In 1987, European airlines including Air France and Lufthansa developed Amadeus, a global distribution system that could compete with Sabre.

Yield Management Systems For Greater Efficiency

Deregulated fare and schedule structures, a shift to a hub and spoke strategy (with more connecting flights) and increased competition from new low cost carriers like People Express Airlines had another effect in the 80s.

It prompted Robert Crandall of American to set up the first automated yield management system, and many more to follow him.

A yield management system helps airlines provide variable pricing for a fixed resource (e.g., seats) in order to maximize their revenue. In the best-case scenario, this analytics-based inventory control system is capable of:

  • Determining how many seats to allocate to each fare category
  • Adjusting seat allocations as a travel date nears
  • Taking into account bookings for connecting flights
  • Offering discounts when there is a surplus of empty seats
  • Keeping seats available for full-fare customers (e.g., businesspeople) who book at the last minute

It can also estimate demand and cancellation rates.

Though it took some time to develop, American’s Dynamic Inventory and Maintenance Optimizer (DINAMO) was fully implemented in 1988. It allowed American to undercut the competition and increase productivity per analyst by 30 percent in two years.

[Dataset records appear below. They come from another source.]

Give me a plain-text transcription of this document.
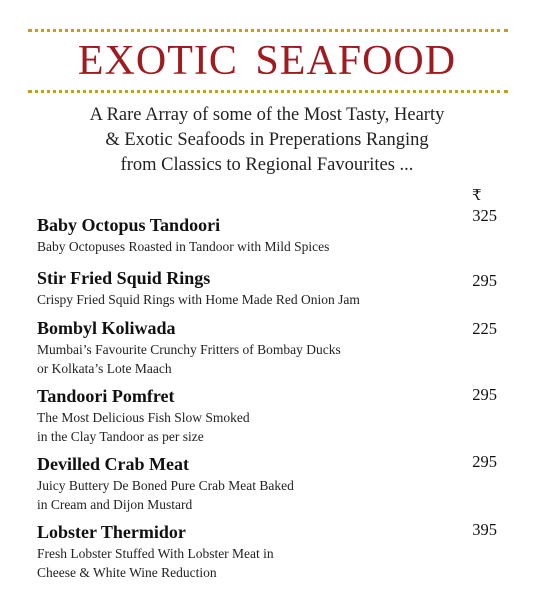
EXOTIC SEAFOOD
A Rare Array of some of the Most Tasty, Hearty
& Exotic Seafoods in Preperations Ranging
from Classics to Regional Favourites ...
₹
Baby Octopus Tandoori
Baby Octopuses Roasted in Tandoor with Mild Spices
325
Stir Fried Squid Rings
Crispy Fried Squid Rings with Home Made Red Onion Jam
295
Bombyl Koliwada
Mumbai’s Favourite Crunchy Fritters of Bombay Ducks
or Kolkata’s Lote Maach
225
Tandoori Pomfret
The Most Delicious Fish Slow Smoked
in the Clay Tandoor as per size
295
Devilled Crab Meat
Juicy Buttery De Boned Pure Crab Meat Baked
in Cream and Dijon Mustard
295
Lobster Thermidor
Fresh Lobster Stuffed With Lobster Meat in
Cheese & White Wine Reduction
395
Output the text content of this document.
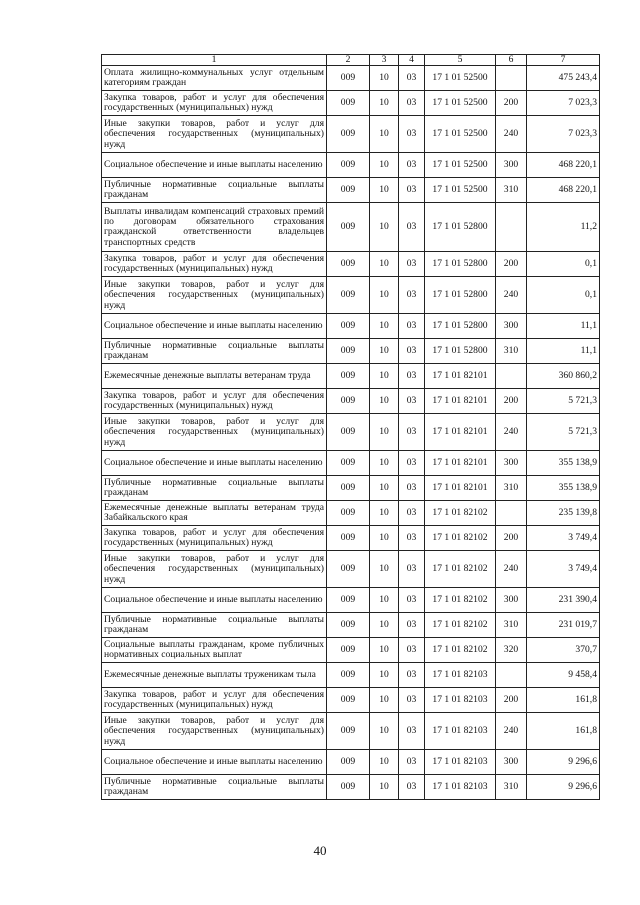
1	2	3	4	5	6	7
Оплата жилищно-коммунальных услуг отдельным категориям граждан	009	10	03	17 1 01 52500		475 243,4
Закупка товаров, работ и услуг для обеспечения государственных (муниципальных) нужд	009	10	03	17 1 01 52500	200	7 023,3
Иные закупки товаров, работ и услуг для обеспечения государственных (муниципальных) нужд	009	10	03	17 1 01 52500	240	7 023,3
Социальное обеспечение и иные выплаты населению	009	10	03	17 1 01 52500	300	468 220,1
Публичные нормативные социальные выплаты гражданам	009	10	03	17 1 01 52500	310	468 220,1
Выплаты инвалидам компенсаций страховых премий по договорам обязательного страхования гражданской ответственности владельцев транспортных средств	009	10	03	17 1 01 52800		11,2
Закупка товаров, работ и услуг для обеспечения государственных (муниципальных) нужд	009	10	03	17 1 01 52800	200	0,1
Иные закупки товаров, работ и услуг для обеспечения государственных (муниципальных) нужд	009	10	03	17 1 01 52800	240	0,1
Социальное обеспечение и иные выплаты населению	009	10	03	17 1 01 52800	300	11,1
Публичные нормативные социальные выплаты гражданам	009	10	03	17 1 01 52800	310	11,1
Ежемесячные денежные выплаты ветеранам труда	009	10	03	17 1 01 82101		360 860,2
Закупка товаров, работ и услуг для обеспечения государственных (муниципальных) нужд	009	10	03	17 1 01 82101	200	5 721,3
Иные закупки товаров, работ и услуг для обеспечения государственных (муниципальных) нужд	009	10	03	17 1 01 82101	240	5 721,3
Социальное обеспечение и иные выплаты населению	009	10	03	17 1 01 82101	300	355 138,9
Публичные нормативные социальные выплаты гражданам	009	10	03	17 1 01 82101	310	355 138,9
Ежемесячные денежные выплаты ветеранам труда Забайкальского края	009	10	03	17 1 01 82102		235 139,8
Закупка товаров, работ и услуг для обеспечения государственных (муниципальных) нужд	009	10	03	17 1 01 82102	200	3 749,4
Иные закупки товаров, работ и услуг для обеспечения государственных (муниципальных) нужд	009	10	03	17 1 01 82102	240	3 749,4
Социальное обеспечение и иные выплаты населению	009	10	03	17 1 01 82102	300	231 390,4
Публичные нормативные социальные выплаты гражданам	009	10	03	17 1 01 82102	310	231 019,7
Социальные выплаты гражданам, кроме публичных нормативных социальных выплат	009	10	03	17 1 01 82102	320	370,7
Ежемесячные денежные выплаты труженикам тыла	009	10	03	17 1 01 82103		9 458,4
Закупка товаров, работ и услуг для обеспечения государственных (муниципальных) нужд	009	10	03	17 1 01 82103	200	161,8
Иные закупки товаров, работ и услуг для обеспечения государственных (муниципальных) нужд	009	10	03	17 1 01 82103	240	161,8
Социальное обеспечение и иные выплаты населению	009	10	03	17 1 01 82103	300	9 296,6
Публичные нормативные социальные выплаты гражданам	009	10	03	17 1 01 82103	310	9 296,6
40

The Democratization of Travel

The rumblings had been happening for some time. As far back as 1985, Sabre had launched easySabre®, which provided online access to bookings for airlines and hotels.

But it was in the 1990s that worldwide access to data truly exploded. In 1991, UPS deployed its handheld Delivery Information Acquisition Device (DIAD), delivering information back to headquarters and marking a milestone in strategic use of data. In 1995, customers gained the ability to track their packages in transit via UPS’s website.

In 1996 alone:

  • Sabre debuted its website Travelocity, which cut out the travel agent middleman and put reservations directly in the hands of customers.
  • Microsoft launched Expedia, with online bookings for airlines, hotels and car rentals.

Airlines were well aware of the changes. In 1999, they partnered to develop industry standards for the electronic exchange of business information. Two years later, in 2001, five of the six major carriers launched Orbitz.

As search technologies grew in sophistication, so too did websites. In 2004, cofounders of Orbitz, Expedia and Travelocity unveiled Kayak’s “metasearch” model gave users a central place to search for and compare airline prices across multiple sites.